Documentário

Resgatando o reinventor do Brasil

Documentário da TV Cultura revive história do presidente Juscelino Kubitschek e a saga da construção de Brasília.

Era uma vez um presidente que fez o impensável: na década de 1950, ele transferiu a capital do país de um local povoado há centenas de anos para uma cidade construída no zero, no interior da nação. Todos nós conhecemos essa história, afinal, a tal cidade erguida no meio do nada é Brasília, no Distrito Federal. Contudo, o homem responsável por essa façanha urbanística e política ainda não é bem conhecido por seus conterrâneos. Uma pesquisa realizada pelo Instituto Datafolha em 2021 apontou que apenas 1% dos brasileiros apontaram Juscelino Kubitschek de Oliveira (1902–1976) como o melhor presidente da história do Brasil. JK, como ficou conhecido, foi o 21º presidente do Brasil e governou o país entre 1956 e 1960. Era o mundo pós-Segunda Guerra Mundial, marcado pelo início da hegemonia dos Estados Unidos no ocidente e da União Soviética no bloco socialista. Industrialização intensa, corrida espacial, modernidade… o mundo lá fora era vibrante, voltado para o futuro, e JK não deixou o Brasil para trás. Com o lema “50 anos em cinco”, ele deu incentivos à indústria, à modernização da agricultura e às cidades. Seu maior legado, contudo, foi a construção da nova capital, no meio do Cerrado e no coração do Brasil.

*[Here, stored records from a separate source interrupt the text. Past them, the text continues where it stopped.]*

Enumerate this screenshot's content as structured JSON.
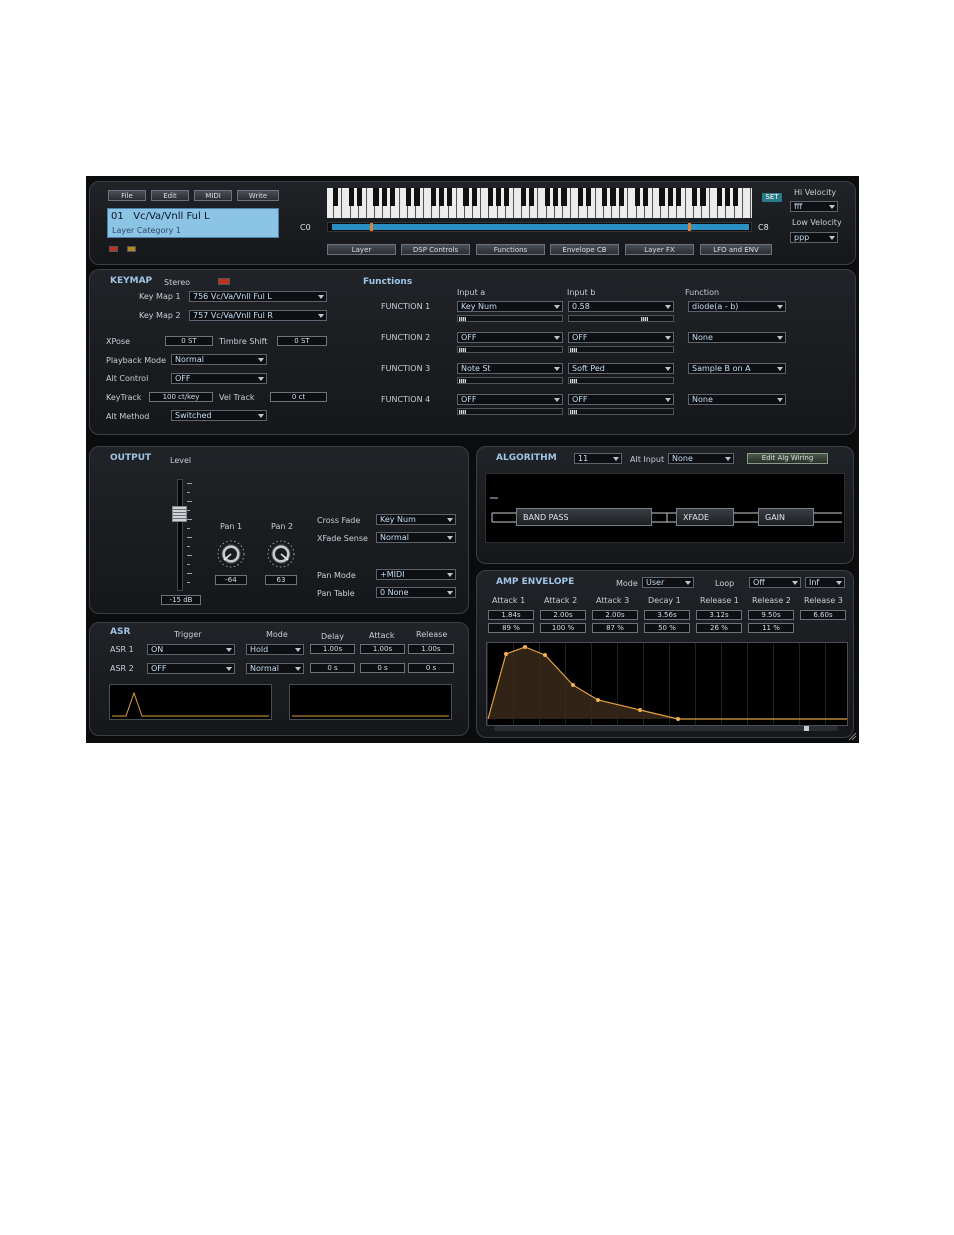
{
  "menu": {
    "file": "File",
    "edit": "Edit",
    "midi": "MIDI",
    "write": "Write"
  },
  "program": {
    "name": "01   Vc/Va/Vnll Ful L",
    "category": "Layer Category 1"
  },
  "keyboard": {
    "low_key": "C0",
    "high_key": "C8",
    "set_label": "SET"
  },
  "velocity": {
    "hi_label": "Hi Velocity",
    "hi_value": "fff",
    "low_label": "Low Velocity",
    "low_value": "ppp"
  },
  "tabs": [
    "Layer",
    "DSP Controls",
    "Functions",
    "Envelope CB",
    "Layer FX",
    "LFO and ENV"
  ],
  "keymap": {
    "title": "KEYMAP",
    "stereo_label": "Stereo",
    "keymap1_label": "Key Map 1",
    "keymap1_value": "756 Vc/Va/Vnll Ful L",
    "keymap2_label": "Key Map 2",
    "keymap2_value": "757 Vc/Va/Vnll Ful R",
    "xpose_label": "XPose",
    "xpose_value": "0 ST",
    "timbre_label": "Timbre Shift",
    "timbre_value": "0 ST",
    "playback_label": "Playback Mode",
    "playback_value": "Normal",
    "altcontrol_label": "Alt Control",
    "altcontrol_value": "OFF",
    "keytrack_label": "KeyTrack",
    "keytrack_value": "100 ct/key",
    "veltrack_label": "Vel Track",
    "veltrack_value": "0 ct",
    "altmethod_label": "Alt Method",
    "altmethod_value": "Switched"
  },
  "functions": {
    "title": "Functions",
    "input_a_label": "Input a",
    "input_b_label": "Input b",
    "function_label": "Function",
    "rows": [
      {
        "label": "FUNCTION 1",
        "a": "Key Num",
        "b": "0.58",
        "f": "diode(a - b)"
      },
      {
        "label": "FUNCTION 2",
        "a": "OFF",
        "b": "OFF",
        "f": "None"
      },
      {
        "label": "FUNCTION 3",
        "a": "Note St",
        "b": "Soft Ped",
        "f": "Sample B on A"
      },
      {
        "label": "FUNCTION 4",
        "a": "OFF",
        "b": "OFF",
        "f": "None"
      }
    ]
  },
  "output": {
    "title": "OUTPUT",
    "level_label": "Level",
    "level_value": "-15 dB",
    "pan1_label": "Pan 1",
    "pan1_value": "-64",
    "pan2_label": "Pan 2",
    "pan2_value": "63",
    "crossfade_label": "Cross Fade",
    "crossfade_value": "Key Num",
    "xfadesense_label": "XFade Sense",
    "xfadesense_value": "Normal",
    "panmode_label": "Pan Mode",
    "panmode_value": "+MIDI",
    "pantable_label": "Pan Table",
    "pantable_value": "0 None"
  },
  "algorithm": {
    "title": "ALGORITHM",
    "value": "11",
    "altinput_label": "Alt Input",
    "altinput_value": "None",
    "edit_label": "Edit Alg Wiring",
    "blocks": [
      "BAND PASS",
      "XFADE",
      "GAIN"
    ]
  },
  "asr": {
    "title": "ASR",
    "trigger_label": "Trigger",
    "mode_label": "Mode",
    "delay_label": "Delay",
    "attack_label": "Attack",
    "release_label": "Release",
    "rows": [
      {
        "label": "ASR 1",
        "trigger": "ON",
        "mode": "Hold",
        "delay": "1.00s",
        "attack": "1.00s",
        "release": "1.00s"
      },
      {
        "label": "ASR 2",
        "trigger": "OFF",
        "mode": "Normal",
        "delay": "0 s",
        "attack": "0 s",
        "release": "0 s"
      }
    ]
  },
  "amp": {
    "title": "AMP ENVELOPE",
    "mode_label": "Mode",
    "mode_value": "User",
    "loop_label": "Loop",
    "loop_value": "Off",
    "inf_value": "Inf",
    "stages": [
      {
        "label": "Attack 1",
        "time": "1.84s",
        "level": "89 %"
      },
      {
        "label": "Attack 2",
        "time": "2.00s",
        "level": "100 %"
      },
      {
        "label": "Attack 3",
        "time": "2.00s",
        "level": "87 %"
      },
      {
        "label": "Decay 1",
        "time": "3.56s",
        "level": "50 %"
      },
      {
        "label": "Release 1",
        "time": "3.12s",
        "level": "26 %"
      },
      {
        "label": "Release 2",
        "time": "9.50s",
        "level": "11 %"
      },
      {
        "label": "Release 3",
        "time": "6.60s",
        "level": ""
      }
    ]
  },
  "colors": {
    "accent": "#9fc4e6",
    "lcd": "#8cc4e6",
    "envelope_line": "#e0a040",
    "led_red": "#c03020"
  }
}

Esta é a história retratada pela série documental “JK, o reinventor do Brasil”, produzida pela TV Cultura. Parceira da Universidade Presbiteriana Mackenzie (UPM) em diversas frentes, a Fundação Padre Anchieta escolheu o auditório MackGraphe, no campus Higienópolis, para a pré-estreia exclusiva da série. Em 24 de novembro, alunos e professores assistiram ao primeiro episódio da nova produção e participaram de um bate-papo com o autor e diretor executivo da série, Fábio Chateaubriand Borba, e a professora e historiadora da UPM, Rosângela Patriota Ramos. “O objetivo da produção é divulgar esse capítulo de nossa história e mostrar que Brasília não é o que se mostra de modo depreciativo. Brasília é um símbolo da capacidade do brasileiro de contar a própria história, e JK conduziu esse processo com leveza, paciência e jogo de cintura, como um bom político mineiro”, afirma Fábio Borba.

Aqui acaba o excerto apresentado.